Appellant also proved he had a valid excuse for not having obtained leave. He reasonably believed that by obtaining medical substantiation to present to his supervisor upon his return to work and by promptly notifying respondent of his absence by telephoning the office prior to the start of his shift that he had complied with respondent’s reporting requirements. Further, as set forth above, the evidence did not demonstrate a clear written policy requiring appellant to call his supervisor’s cell phone or his supervisor’s direct line to report an illness. And, the supervisor was provided all the information necessary to fill behind appellant or cover his shift before each shift began.
Therefore, even though appellant was technically out of compliance with verbal instructions from his supervisor, appellant’s reasonable attempts to comply with reporting requirements satisfy the standard of a satisfactory explanation for not having obtained approved leave.

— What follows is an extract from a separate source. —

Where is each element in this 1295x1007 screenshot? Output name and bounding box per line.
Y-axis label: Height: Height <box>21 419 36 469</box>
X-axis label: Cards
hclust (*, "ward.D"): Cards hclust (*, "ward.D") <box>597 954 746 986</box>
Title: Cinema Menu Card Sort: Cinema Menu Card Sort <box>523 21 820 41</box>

Appellant is ready, willing and able to return to work.
1. This statement is not intended to imply that an employer cannot have formal leave requirements for employees, but they should be reasonable, unambiguous and in writing. Further, if an employee has had excessive absenteeism and has been served with a written leave restriction memorandum, the supervisor may reasonably require an employee to speak personally with him/her when requesting leave. Such a leave restriction should also be clearly communicated in writing to the employee. In this case, appellant had a record of excessive absenteeism and was advised in writing he needed to be more punctual. There was no memo requiring a personal contact, however, and the orientation memo did not indicate a need for “direct” contact either.